Il est temps de penser au temps, de travailler sur le temps, de réfléchir à la dimension du temps dans la pratique artistique, dans la construction des images, dans la règle des trois unités du théâtre classique ou des «diverses-unités» du théâtre contemporain, le premier étant particulièrement intemporel et le suivant particulièrement d’actualité. Rien n’est aussi daté que le «presqu’encore présent» et rien n’est aussi éternel que l’antiquité.

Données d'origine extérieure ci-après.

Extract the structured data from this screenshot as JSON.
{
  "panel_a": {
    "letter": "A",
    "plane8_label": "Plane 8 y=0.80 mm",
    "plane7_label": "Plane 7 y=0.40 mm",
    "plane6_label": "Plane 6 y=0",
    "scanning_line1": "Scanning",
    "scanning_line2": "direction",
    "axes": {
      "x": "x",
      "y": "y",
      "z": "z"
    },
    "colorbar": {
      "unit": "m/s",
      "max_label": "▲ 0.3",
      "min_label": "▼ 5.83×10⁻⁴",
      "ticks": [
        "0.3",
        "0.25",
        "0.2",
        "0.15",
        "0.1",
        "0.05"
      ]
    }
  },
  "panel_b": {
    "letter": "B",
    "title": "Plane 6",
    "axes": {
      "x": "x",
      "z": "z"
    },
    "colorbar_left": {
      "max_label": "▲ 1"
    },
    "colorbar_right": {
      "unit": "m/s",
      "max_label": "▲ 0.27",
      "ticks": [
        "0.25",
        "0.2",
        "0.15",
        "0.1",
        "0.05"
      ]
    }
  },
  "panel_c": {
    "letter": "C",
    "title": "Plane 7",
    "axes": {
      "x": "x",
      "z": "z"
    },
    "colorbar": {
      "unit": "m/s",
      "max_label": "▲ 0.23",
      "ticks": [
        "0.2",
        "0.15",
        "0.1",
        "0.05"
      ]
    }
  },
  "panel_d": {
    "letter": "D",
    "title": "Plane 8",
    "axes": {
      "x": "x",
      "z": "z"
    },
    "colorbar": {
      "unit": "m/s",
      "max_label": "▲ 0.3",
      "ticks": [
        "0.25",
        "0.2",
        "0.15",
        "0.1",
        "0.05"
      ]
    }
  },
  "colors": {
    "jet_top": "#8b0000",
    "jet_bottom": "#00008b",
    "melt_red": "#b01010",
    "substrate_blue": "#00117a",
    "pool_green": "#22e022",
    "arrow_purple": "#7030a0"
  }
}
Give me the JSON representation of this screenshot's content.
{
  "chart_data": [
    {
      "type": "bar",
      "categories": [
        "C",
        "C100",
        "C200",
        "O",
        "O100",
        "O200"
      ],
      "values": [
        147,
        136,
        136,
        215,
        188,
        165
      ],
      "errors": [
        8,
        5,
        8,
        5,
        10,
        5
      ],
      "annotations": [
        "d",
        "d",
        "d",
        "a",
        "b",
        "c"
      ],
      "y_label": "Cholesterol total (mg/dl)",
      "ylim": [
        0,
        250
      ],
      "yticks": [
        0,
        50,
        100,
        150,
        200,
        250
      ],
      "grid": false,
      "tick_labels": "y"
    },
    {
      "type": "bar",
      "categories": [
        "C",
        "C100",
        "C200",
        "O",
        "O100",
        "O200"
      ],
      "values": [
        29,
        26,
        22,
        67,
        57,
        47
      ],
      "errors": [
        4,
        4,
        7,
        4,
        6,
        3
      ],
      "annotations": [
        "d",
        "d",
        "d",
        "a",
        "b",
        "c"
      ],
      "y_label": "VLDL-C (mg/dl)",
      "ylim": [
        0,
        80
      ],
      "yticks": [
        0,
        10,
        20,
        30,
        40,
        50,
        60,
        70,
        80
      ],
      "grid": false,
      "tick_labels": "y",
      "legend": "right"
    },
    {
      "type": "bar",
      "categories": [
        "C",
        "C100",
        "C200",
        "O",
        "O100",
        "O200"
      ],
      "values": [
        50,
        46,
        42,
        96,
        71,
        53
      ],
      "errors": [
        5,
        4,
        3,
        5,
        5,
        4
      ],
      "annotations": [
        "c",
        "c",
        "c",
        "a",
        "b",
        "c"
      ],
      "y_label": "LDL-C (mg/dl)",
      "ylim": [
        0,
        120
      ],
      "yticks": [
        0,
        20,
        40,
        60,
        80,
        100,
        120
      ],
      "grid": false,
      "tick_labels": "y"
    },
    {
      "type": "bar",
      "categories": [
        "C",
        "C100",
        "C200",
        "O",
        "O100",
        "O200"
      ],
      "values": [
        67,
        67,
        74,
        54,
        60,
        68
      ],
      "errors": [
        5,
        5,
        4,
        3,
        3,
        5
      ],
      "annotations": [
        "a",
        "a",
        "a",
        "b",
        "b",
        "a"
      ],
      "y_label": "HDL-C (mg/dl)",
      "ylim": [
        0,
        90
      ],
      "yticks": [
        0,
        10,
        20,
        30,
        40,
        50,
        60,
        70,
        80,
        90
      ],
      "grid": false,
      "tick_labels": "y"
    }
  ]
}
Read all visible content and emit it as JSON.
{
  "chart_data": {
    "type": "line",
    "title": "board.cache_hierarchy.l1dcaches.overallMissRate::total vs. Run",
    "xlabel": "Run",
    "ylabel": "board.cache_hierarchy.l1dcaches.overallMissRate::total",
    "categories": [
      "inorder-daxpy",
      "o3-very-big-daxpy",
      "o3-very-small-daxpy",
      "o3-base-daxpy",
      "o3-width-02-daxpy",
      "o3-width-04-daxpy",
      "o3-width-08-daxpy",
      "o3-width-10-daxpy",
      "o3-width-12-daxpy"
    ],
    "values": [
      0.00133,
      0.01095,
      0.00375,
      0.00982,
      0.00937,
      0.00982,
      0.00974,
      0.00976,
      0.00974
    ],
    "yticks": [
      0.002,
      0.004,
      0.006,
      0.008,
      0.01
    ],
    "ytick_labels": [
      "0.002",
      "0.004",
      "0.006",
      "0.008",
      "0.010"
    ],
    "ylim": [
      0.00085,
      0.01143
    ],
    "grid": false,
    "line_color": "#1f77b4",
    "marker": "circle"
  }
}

Violentes et sanguinaires, les oeuvres anciennes sont plébiscitées. Incisives et impertinentes, les créations contemporaines sont gardées à distance. Il faut que le temps fasse son oeuvre lui-aussi, pour qu’elles soient apprivoisées.
Pris de vitesse par le temps qui passe ou qui vient, chacun essaie d’en capter des éclats, d’en faire des images, d’en cerner quelques contours. S’atteler à une construction artistique collective, à une recherche sonore, à une lecture, permet à la fois de se concentrer sur le temps présent et de le dilater par le fait même de la concentration qu’on accorde à l’activité en cours. Apprendre, faire sien, «prend» du temps, nécessite de la persévérance. Construire un projet, se construire soi en construisant avec les autres, fait «gagner» du temps. Dès la mise en route d’un projet artistique et culturel, la pendule est enclenchée, la course contre la montre commence. L’énergie du groupe, le rythme des séances, le désir de parvenir à une concrétisation de ce qui est fait là, tous ensemble, dans l’espace-temps qu’est l’atelier, donnent le tempo, en sont les pulsations. Chaque atelier est un «précipité» d’un ensemble d’éléments dont le temps est le liant, la mesure invisible. Chacun pourra ensuite regarder les oeuvres à l’aune de sa propre perception, de sa propre expérience du «hic et nunc».
Certains sont marqués à tout jamais par cette fulgurance, d’autres l’oublient.., peut-être. Mais ce temps-là est à eux, à ceux qui l’ont vécu et rien ni personne ne pourra leur reprendre.
Chaque année, grâce au soutien indéfectible de la Mairie de Paris, à la confiance de multiples partenaires éducatifs et culturels, à la générosité des artistes et des enseignants, à ces compagnons de route que sont les membres du Conseil d’Administration de l’association et à une équipe de «rêveurs – réalistes» ou de «réalistes – rêveurs», des milliers d’élèves, d’enfants et de professeurs ont pu se saisir de ces respirations que sont les ateliers, et être saisis par eux ; des milliers de familles ont pu assister aux restitutions. Chacun a donné de son temps pour cette maison située à la croisée du geste et de l’image, cette maison qui les abrite et les fait éclore. Tous méritent un chaleureux salut.
Vive le temps curieux et inventif dont nos jeunes générations sauront faire preuve dans leurs futures réalisations.